If there has been a more direct or humane exploration of mortality in recent cinema than that, I must have missed it. This outstanding fourth instalment – released nine years after the third, and a clear generation after the original – is no exception, and in fact uses the considerable passage of time since the first instalment as brutal existential leverage.

Remember Woody’s exasperated yelp of “You…are…a….toy!”, when Buzz refused to accept he wasn’t a unique Space Ranger, but just the latest short-lived action figure to have rolled off the factory conveyor belt? Well, Toy Story 4 has some bracing news: in a very real sense, so are you, so get playing now, because the jumble sale crate is closer than you might like to think.

That’s a roundabout way of saying that the last act of Toy Story 4 had me sobbing like a lawn sprinkler, but it juggles this stuff with some of the most purely delightful character animation I’ve ever seen and a script that made me shake with laughter at least once every five minutes.
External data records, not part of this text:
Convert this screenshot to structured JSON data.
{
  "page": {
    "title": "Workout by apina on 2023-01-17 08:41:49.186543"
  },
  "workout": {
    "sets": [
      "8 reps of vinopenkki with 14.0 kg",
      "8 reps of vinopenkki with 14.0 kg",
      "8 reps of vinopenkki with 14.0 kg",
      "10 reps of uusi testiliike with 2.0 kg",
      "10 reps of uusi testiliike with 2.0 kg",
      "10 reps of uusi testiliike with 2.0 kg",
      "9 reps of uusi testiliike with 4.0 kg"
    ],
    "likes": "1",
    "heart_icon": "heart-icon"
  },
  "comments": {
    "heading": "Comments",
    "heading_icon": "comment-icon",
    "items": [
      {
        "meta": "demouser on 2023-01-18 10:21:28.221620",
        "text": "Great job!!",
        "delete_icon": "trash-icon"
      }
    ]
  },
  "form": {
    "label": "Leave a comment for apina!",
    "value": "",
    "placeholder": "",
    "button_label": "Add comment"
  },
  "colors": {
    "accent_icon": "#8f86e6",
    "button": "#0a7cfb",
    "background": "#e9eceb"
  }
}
That all of these elements combine in dreamy harmony is testament to how much thought and care Pixar is still prepared to lavish on their crown-jewel franchise.

The highest compliment you can pay Toy Story 4 – which was directed by Josh Cooley, previously a co-writer and storyboard artist on the studio’s masterpiece, Inside Out – is that it’s a Toy Story film through and through.

Even so, it recognises that 1995 was an age ago, and Woody’s glory days as Andy’s favourite plaything are long past. At the end of Toy Story 3 he was passed on to pre-schooler Bonnie, but now he’s gathering dust in the cupboard while a home-made knick-knack, Forky (Tony Hale) – a plastic spork with googly eyes, pipe-cleaner arms and lolly-stick feet – monopolises her affections.

In short, Woody has become the toy equivalent of a widowed empty nester: being a favourite is all he’s known for years, and he’s quietly unnerved by the seeming purposelessness of this new phase of life. So whenever Forky goes missing, Woody gladly leaps into guardian angel mode, making it his new mission to keep Bonnie and her beloved piece of plastic cutlery united.

Gabby Gabby, voiced by Christina Hendricks - Credit: Pixar
Gabby Gabby, voiced by Christina Hendricks Credit: Pixar

The initial separations are brief, uproarious and frequent. Forky sees himself as rubbish rather than a toy, and keeps trying to throw himself in the bin – a running gag so inspired and weird, it wouldn’t be out of place in a classic 1950s Chuck Jones cartoon. (The contrast between Forky’s jolting body language and the other toys’ smoother movements is sublime physical comedy.)

Later on, however, Forky has to be pried from the ceramic clutches of Gabby Gabby (Christina Hendricks) – a vintage talking doll with a faulty pullstring, who dreams of being loved one day by a child who’ll overlook her broken voice-box. Gabby who presides over a dusty antique shop like Norma Desmond swishing through her Sunset Boulevard mansion, waited on by some deeply spooky Von Stroheimian ventriloquist-dummy butlers.

The shop is also home to other half-forgotten playthings including Duke Caboom (Keanu Reeves), an amusingly underwhelming Canadian stuntman doll, and also Woody’s old flame Bo Peep (Annie Potts) – unceremoniously written out of the series between instalments two and three, but here revived as a free spirit in retirement, sunnily embracing her new-found childlessness.

Woody meets Forky in a scene from Toy Story 4 - Credit: pixar
Woody meets Forky in a scene from Toy Story 4 Credit: pixar

Her and Woody’s reunion is one of the greatest, subtlest scenes in Pixar history: clutched by the same kid, they both remain frozen, and the film makes us project their upwelling emotions onto their motionless faces.

No other animation studio – in fact, make that studio full stop – would be brave enough to use stillness like that in a blockbuster release these days. But Toy Story 4 reaffirms that Pixar, at their best, are like no other animation studio around.